A wildfire that broke out Tuesday evening scorched thousands of acres of brush and timber and two barns -- but no homes, thanks to the quick response of local fire districts working together.
The Buffalo Lake Road Fire started near the intersection of Buffalo Lake Road and Peter Dan Road just north of Elmer City about 8:30 p.m. Aug. 14.
During the night, high winds would spread the fire at a fast pace with winds this reporter estimated at 20-30 mph at 1:30 a.m. Wednesday. One firefighter said gusts of up to 60 mph were measured at the fire in the hills of the Colville Reservation above Elmer City and Grand Coulee Dam.
Occupants of homes closest to the uphill town limits of Coulee Dam and Elmer City were told to get ready to evacuate. And three residences near Buffalo Lake Road were evacuated.

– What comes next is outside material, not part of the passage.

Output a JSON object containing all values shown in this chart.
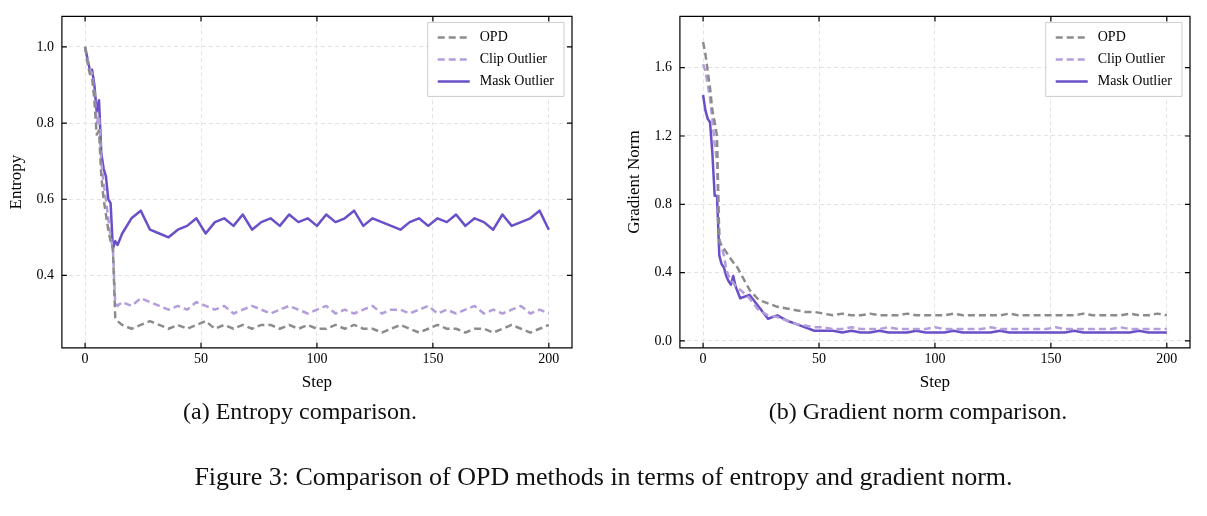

One of those homes belonged to Larry and Gaylene Green, whose first-person story of evacuation is featured on this page.
The next day, many more homes would be threatened.
Brett Black, who lives near the bottom Peter Dan Road, said he and his family had gotten ready to leave as instructed, but at 9:30, he had looked up the hill and figured it was safe; he could leave for his morning meeting already scheduled.
“It didn’t look like imminent danger,” he recalled. But then conditions changed, and looking up he and his wife, Shelley, realized, “this is going to get here before we realize it,” he said. “It literally was a matter of minutes.”
As the Black family was leaving their home, Bubba Egbert and Dan Cavadini, coming down the hill in a Douglas County Fire engine on the way to another place, spotted the fire that had turned toward the Black house, drove down the driveway and prepared to meet the blaze. Elmer City’s Okanogan County Fire District 2 Fire Chief Dave Finch joined them, driving his own vehicle, Black noted.
The fire burned to the edge of the property, but the firefighters kept if from advancing further.
Similars scenes would be repeated in Elmer City and Coulee Dam later that day.
“In my opinion, (local firefighters) did a phenomenal job of protecting … hundreds of houses,” said Type II Team Operations Chief Carrie Stevens. “They should be commended for the excellent job they did.”
Stevens, updating members at a Grand Coulee Dam Area Chamber of Commerce luncheon Thursday, noted that her incident management team had just taken command that morning, and had only arrived Wednesday night as the fire was headed in three different directions and threatening homes.
Under the “Incident Command System” more than 250 firefighters from local fire departments worked together, coordinated by Bureau of Indian Affairs’ Mt. Tolman Fire Control Center until the state Incident Management Team arrived. Most, if not all, local fire fighting agencies were involved.
The fire, attributed to lightning five days earlier, burned 11,299 acres before it was declared 100-percent contained on Sunday. Still smoldering in spots, it may not be considered completely “out” until winter.
No homes were lost. Two minor injuries were reported.
“Firefighters and public safety officials from several jurisdictions worked together in an extraordinary effort that ultimately helped save the lives and property of people in the path of the blaze,” Coville Business Council Chairman John Sirois said in a statement. “This was an excellent example how we can work together in an emergency situation to protect our citizens and our communities.
“We are grateful for the efforts of everyone, from every agency, who did their utmost to assure that this destructive wildfire caused no significant losses of property or life …” he said. “Lim limt--thank you all very much.”